Where are we?

The wave counts have been somewhat ambiguous lately, so the best way to get some clarity is to look at a lot of different charts to see what works best for most. Here they are, just click on them if they are too small;

Indu world oct SPX world oct

NYA world oct Rut world oct

These are the Americans. Dow Jones, S&P, New York stock exchange and the Russell 2000;

Cac world oct Swiss smi world oct

stoxx 50 world oct dax world oct

Europe is represented by the CAC40, the Swiss SMI, the Stoxx50 and, of course, the DAX;

Brasil world oct Siemens world oct

xlf world oct TSX world oct

And to finish it off we have Brasil’s Bovespa, Siemens-the company-,XLF, the US financial ETF and the TSX.

The first point of ambiguity is the top. On most of these charts the two tops are pretty well at the same level, but looking at how we got there (usually a wedge) the first top seems to have the majority, with the very clear exception of the DAX and Siemens. The next point of contention is where are we in the bigger picture, that is where would one “logically” expect to go (the wave B level on the way up). All the Americans are way short of that target whereas the Europeans have surpassed it by a wide margin, so they are ahead of the rest.

Concerning the actual wave counts, none seem to be complete with the exception, perhaps , of the TSX which does not want to show it’s cards. The count there is so forced and distorted that it is most likely wrong and probable is following the 1-2, 1-2 series pattern.  In many cases (Siemens) wave 3 itself is easily subdivided and therefore the entire 5 wave sequence cannot be complete. In any case when one sort of “averages” all the above there are relatively compelling reasons to assume that the first 5 down are not yet complete and that we are presently in wave 4!

POT, Potash Corp.

pot b oct 2011 pot s oct 2011

At a p/e of 16 this stock is still overpriced in my opinion. Regression to the mean would suggest something in the vicinity of $20. The EW count would suggest a new low. Looking at AGU and MOS similar conclusions can be drawn. This is just a too crowded trade for my liking and with all the hoepla with the premier of Sak. and national interest concepts against foreign takeovers etc.etc. this stock should move further out of the limelight, usually with the net effect that the stock drops in value.

Looking at the short–term chart , the stock traded above its level for some time so the direction was rather clear. Right now we are sitting on the edge of the sill after a year or more of going sideways. I would not be surprised if , for instance when they report less than stellar results next time (like MOS) this one could gap down leaving behind a nice island. We are , of course out at about the $60 level a long time ago.

Can $.

Can $$$ mar 2011 $cdw

On the left the blog from March 18, 2011, six months ago and on the right where we are today. At the time, and even today, everybody simple knows that the Canadian dollar is going to strengthen against it’s US counterpart. This wisdom is simple not challenged anywhere and that usually means it is dead wrong.  Back in March when the dollar had made its first top it looked like a “wedge” was complete and consequently the dollar should fall, at the very least , to the level of the base of that wedge, around 92. We are at about 95 so there is more to go.

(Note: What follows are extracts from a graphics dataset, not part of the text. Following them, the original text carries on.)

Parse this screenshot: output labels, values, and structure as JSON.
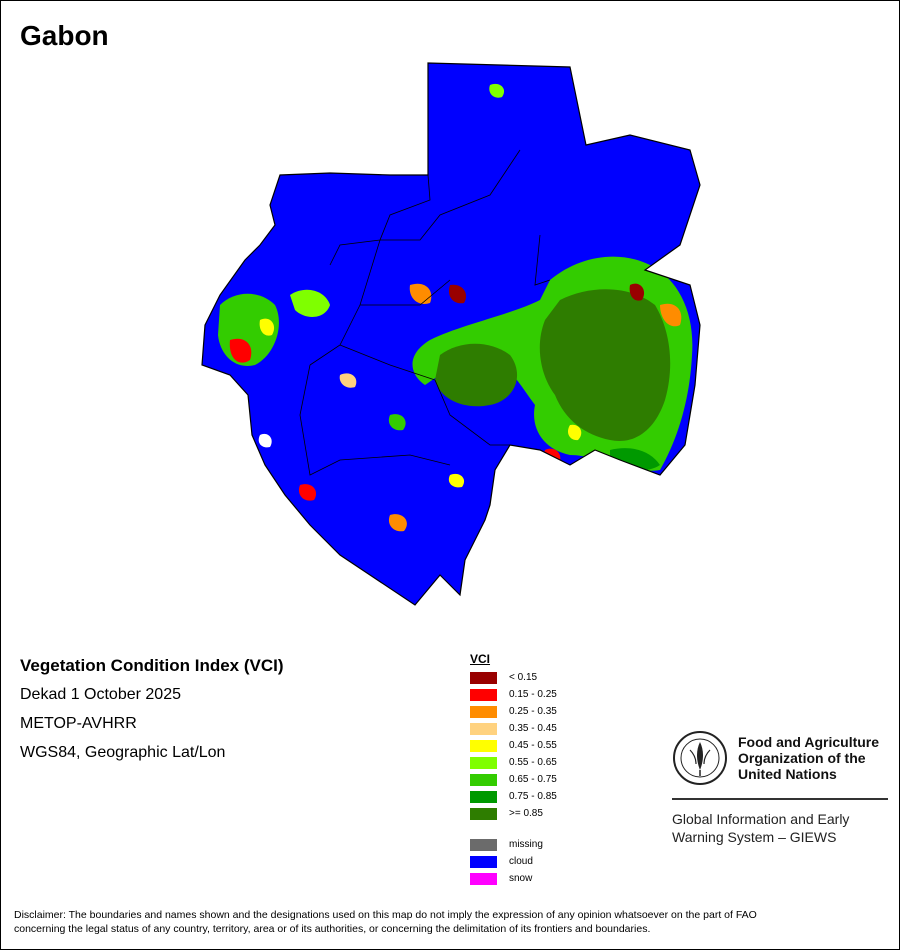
{
  "header": {
    "country": "Gabon"
  },
  "info": {
    "map_title": "Vegetation Condition Index (VCI)",
    "period": "Dekad 1 October 2025",
    "sensor": "METOP-AVHRR",
    "projection": "WGS84, Geographic Lat/Lon"
  },
  "legend": {
    "title": "VCI",
    "classes": [
      {
        "label": "< 0.15",
        "color": "#990000"
      },
      {
        "label": "0.15 - 0.25",
        "color": "#ff0000"
      },
      {
        "label": "0.25 - 0.35",
        "color": "#ff8c00"
      },
      {
        "label": "0.35 - 0.45",
        "color": "#ffd27f"
      },
      {
        "label": "0.45 - 0.55",
        "color": "#ffff00"
      },
      {
        "label": "0.55 - 0.65",
        "color": "#7fff00"
      },
      {
        "label": "0.65 - 0.75",
        "color": "#33cc00"
      },
      {
        "label": "0.75 - 0.85",
        "color": "#009900"
      },
      {
        "label": ">= 0.85",
        "color": "#2e7d00"
      }
    ],
    "special": [
      {
        "label": "missing",
        "color": "#6b6b6b"
      },
      {
        "label": "cloud",
        "color": "#0000ff"
      },
      {
        "label": "snow",
        "color": "#ff00ff"
      }
    ]
  },
  "logo": {
    "icon": "fao-logo-icon",
    "org_line1": "Food and Agriculture",
    "org_line2": "Organization of the",
    "org_line3": "United Nations",
    "giews_line1": "Global Information and Early",
    "giews_line2": "Warning System – GIEWS"
  },
  "disclaimer": {
    "line1": "Disclaimer: The boundaries and names shown and the designations used on this map do not imply the expression of any opinion whatsoever on the part of FAO",
    "line2": "concerning the legal status of any country, territory, area or of its authorities, or concerning the delimitation of its frontiers and boundaries."
  }
}
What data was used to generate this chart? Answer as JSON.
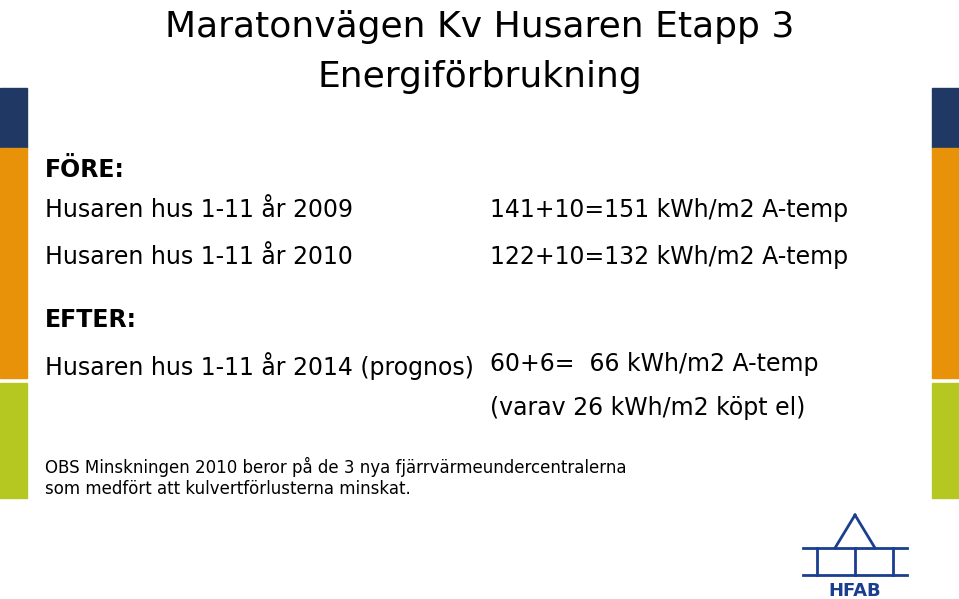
{
  "title_line1": "Maratonvägen Kv Husaren Etapp 3",
  "title_line2": "Energiförbrukning",
  "fore_label": "FÖRE:",
  "line1_left": "Husaren hus 1-11 år 2009",
  "line1_right": "141+10=151 kWh/m2 A-temp",
  "line2_left": "Husaren hus 1-11 år 2010",
  "line2_right": "122+10=132 kWh/m2 A-temp",
  "efter_label": "EFTER:",
  "line3_left": "Husaren hus 1-11 år 2014 (prognos)",
  "line3_right": "60+6=  66 kWh/m2 A-temp",
  "line4_right": "(varav 26 kWh/m2 köpt el)",
  "obs_line1": "OBS Minskningen 2010 beror på de 3 nya fjärrvärmeundercentralerna",
  "obs_line2": "som medfört att kulvertförlusterna minskat.",
  "bg_color": "#ffffff",
  "text_color": "#000000",
  "title_fontsize": 26,
  "header_fontsize": 17,
  "body_fontsize": 17,
  "obs_fontsize": 12,
  "bar_blue_color": "#1f3864",
  "bar_orange_color": "#e8920a",
  "bar_green_color": "#b5c822",
  "hfab_color": "#1a3f8f"
}
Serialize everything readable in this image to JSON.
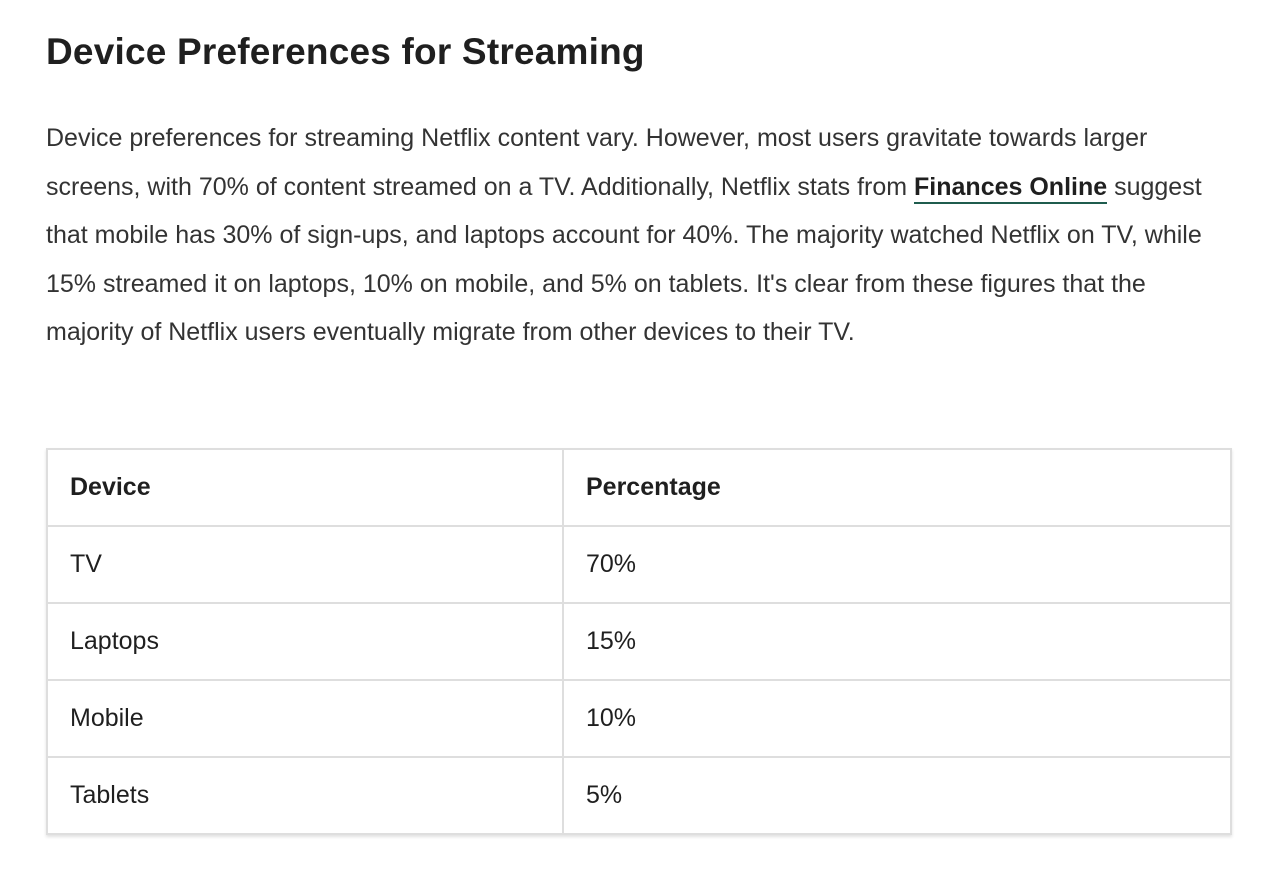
{
  "article": {
    "title": "Device Preferences for Streaming",
    "intro": {
      "part1": "Device preferences for streaming Netflix content vary. However, most users gravitate towards larger screens, with 70% of content streamed on a TV. Additionally, Netflix stats from ",
      "link_text": "Finances Online",
      "part2": " suggest that mobile has 30% of sign-ups, and laptops account for 40%. The majority watched Netflix on TV, while 15% streamed it on laptops, 10% on mobile, and 5% on tablets. It's clear from these figures that the majority of Netflix users eventually migrate from other devices to their TV."
    },
    "colors": {
      "link_underline": "#1f5c4e",
      "table_border": "#dedede"
    }
  },
  "table": {
    "headers": [
      "Device",
      "Percentage"
    ],
    "rows": [
      [
        "TV",
        "70%"
      ],
      [
        "Laptops",
        "15%"
      ],
      [
        "Mobile",
        "10%"
      ],
      [
        "Tablets",
        "5%"
      ]
    ]
  }
}
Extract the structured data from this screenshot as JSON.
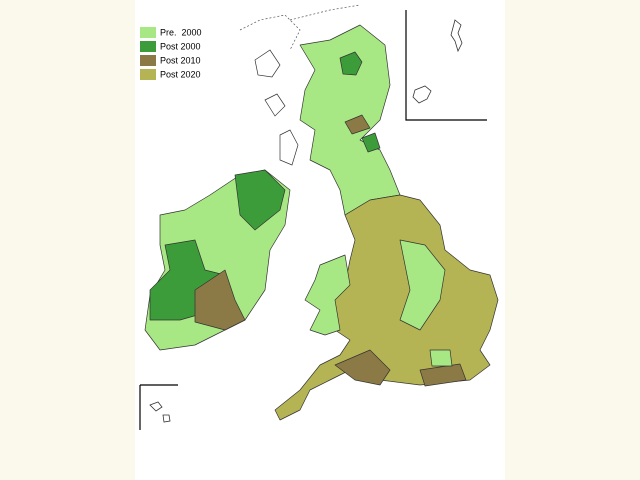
{
  "legend": {
    "items": [
      {
        "label": "Pre.  2000",
        "color": "#a8e884"
      },
      {
        "label": "Post 2000",
        "color": "#3c9c3a"
      },
      {
        "label": "Post 2010",
        "color": "#8c7a46"
      },
      {
        "label": "Post 2020",
        "color": "#b4b454"
      }
    ]
  }
}
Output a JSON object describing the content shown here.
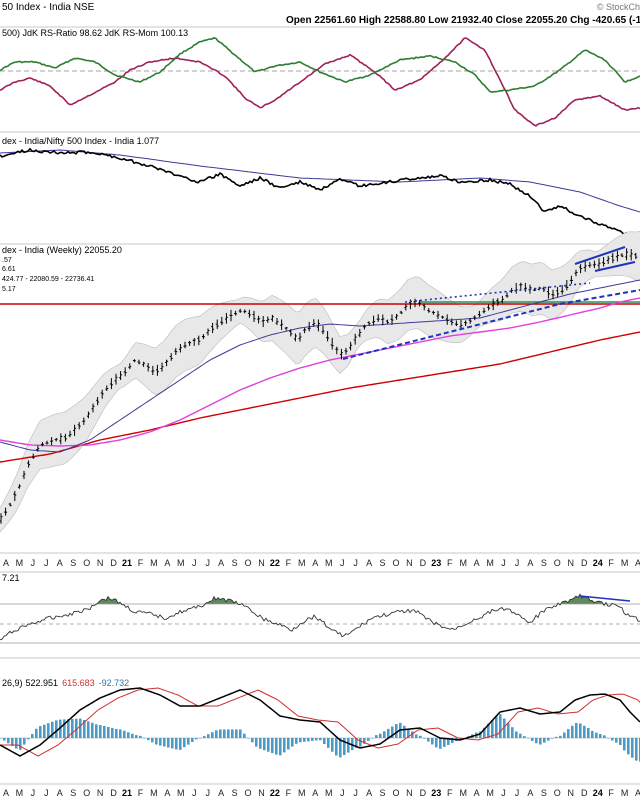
{
  "header": {
    "title": "50 Index - India  NSE",
    "ohlc": "Open 22561.60  High 22588.80  Low 21932.40  Close 22055.20  Chg -420.65 (-1",
    "watermark": "© StockCh"
  },
  "colors": {
    "price_bar": "#000000",
    "red_line": "#cc0000",
    "green_line": "#2e8b57",
    "blue_line": "#3b3b9a",
    "magenta_line": "#e040e0",
    "bollinger_fill": "#e8e8e8",
    "trendline": "#2233bb",
    "macd_hist": "#4a9cc8",
    "macd_signal": "#d03030",
    "rsi_fill": "#5e8a5e",
    "rs_ratio": "#a0205a",
    "rs_mom": "#2e7d32"
  },
  "chart_data": [
    {
      "panel": "rrg",
      "type": "line",
      "legend": "500)  JdK RS-Ratio 98.62  JdK RS-Mom 100.13",
      "series": [
        {
          "name": "JdK RS-Ratio",
          "last": 98.62
        },
        {
          "name": "JdK RS-Mom",
          "last": 100.13
        }
      ]
    },
    {
      "panel": "relative",
      "type": "line",
      "legend": "dex - India/Nifty 500 Index - India 1.077",
      "series": [
        {
          "name": "Index - India/Nifty 500 Index - India",
          "last": 1.077
        }
      ]
    },
    {
      "panel": "price",
      "type": "bar",
      "legend": "dex - India (Weekly) 22055.20",
      "last_close": 22055.2,
      "legend_values": [
        ".57",
        "6.61",
        "424.77 - 22080.59 - 22736.41",
        "5.17"
      ]
    },
    {
      "panel": "rsi",
      "type": "line",
      "legend": "7.21",
      "levels": [
        70,
        30
      ]
    },
    {
      "panel": "macd",
      "type": "line",
      "legend_prefix": "26,9)",
      "macd": 522.951,
      "signal": 615.683,
      "histogram": -92.732,
      "macd_label": "522.951",
      "signal_label": "615.683",
      "hist_label": "-92.732"
    }
  ],
  "x_axis": {
    "ticks_top": [
      "A",
      "M",
      "J",
      "J",
      "A",
      "S",
      "O",
      "N",
      "D",
      "21",
      "F",
      "M",
      "A",
      "M",
      "J",
      "J",
      "A",
      "S",
      "O",
      "N",
      "22",
      "F",
      "M",
      "A",
      "M",
      "J",
      "J",
      "A",
      "S",
      "O",
      "N",
      "D",
      "23",
      "F",
      "M",
      "A",
      "M",
      "J",
      "J",
      "A",
      "S",
      "O",
      "N",
      "D",
      "24",
      "F",
      "M",
      "A"
    ],
    "ticks_bottom": [
      "A",
      "M",
      "J",
      "J",
      "A",
      "S",
      "O",
      "N",
      "D",
      "21",
      "F",
      "M",
      "A",
      "M",
      "J",
      "J",
      "A",
      "S",
      "O",
      "N",
      "22",
      "F",
      "M",
      "A",
      "M",
      "J",
      "J",
      "A",
      "S",
      "O",
      "N",
      "D",
      "23",
      "F",
      "M",
      "A",
      "M",
      "J",
      "J",
      "A",
      "S",
      "O",
      "N",
      "D",
      "24",
      "F",
      "M",
      "A"
    ],
    "bold": [
      "21",
      "22",
      "23",
      "24"
    ]
  }
}
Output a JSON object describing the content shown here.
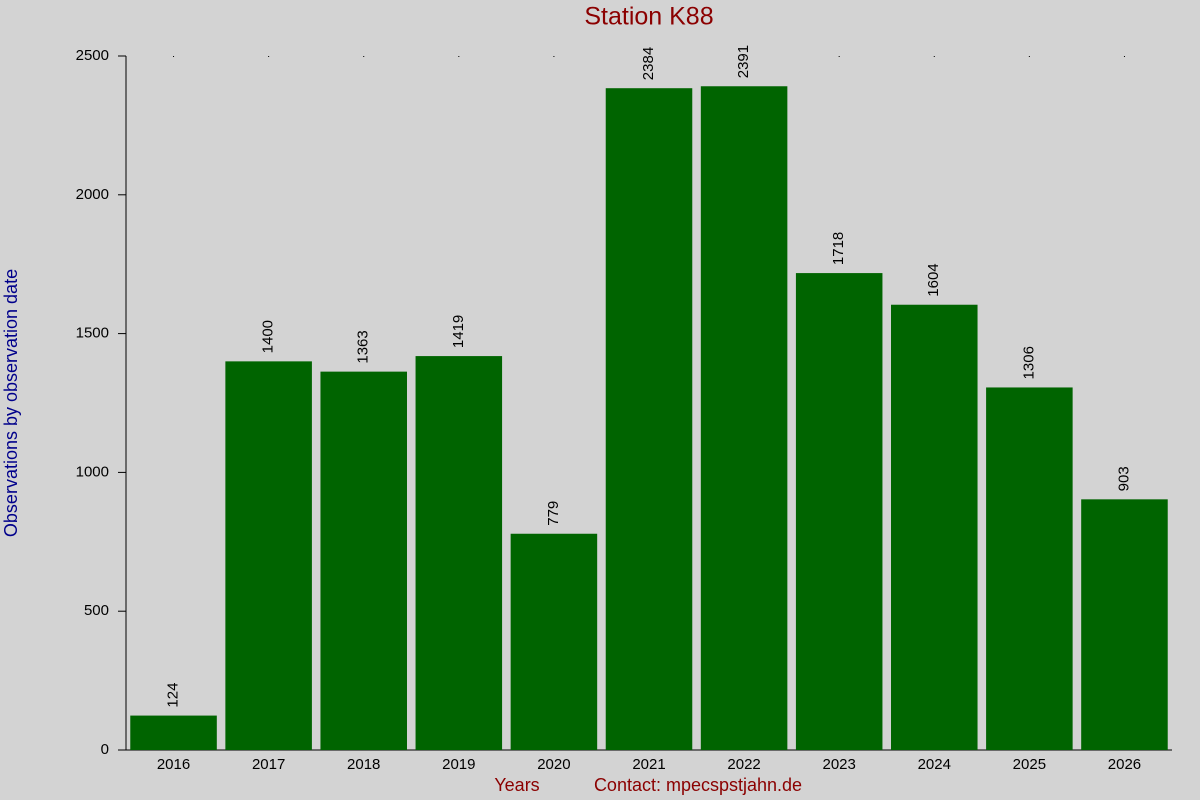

EW on currencies is rather problematic as currencies are relative values, not absolute like equities. The 5 up 3 down concept cannot be correct which is easily proven by looking at the exchange rate from the perspective of two traders, one on the Canadian side and the other on the US. If one of them observes 5 waves the other must as well but one is going up and the other down! Nevertheless many moves follow EW patterns;

Can $$ oct 2011

The Canadian dollar had peaked around 103 back in 1974 or thereabouts. It fell to 61.8 cents (or the inverse, 1.618) in Oct of 2003, pretty much on target for the point obtained by stylizing the A-B-C correction. At the time everybody knew the C$ was going to 50 cents. Not so. Again I suspect we are doing an a-b-c (perhaps wave 2 in a long-term uptrend)  Wave a ended at about 77 cents and since b only got to 106, 4 cents shy of the top of one, symmetry would lead to 77-4 = 73 cents which is roughly at the 62% retracement level. If this will indeed happen remains to be seen but it is a good roadmap for starters and a very good reason to get out of Canadian stocks.

WYNN, Wynn Resorts Ltd.

wynn

These fellows run resorts and casino, some in Macao. Why go to a casino when you can do the same thing on nearly any stock exchange. This one is down by $50 already but still trading at a lofty p/e of 41. Much more to go and a great example of getting out or near double tops.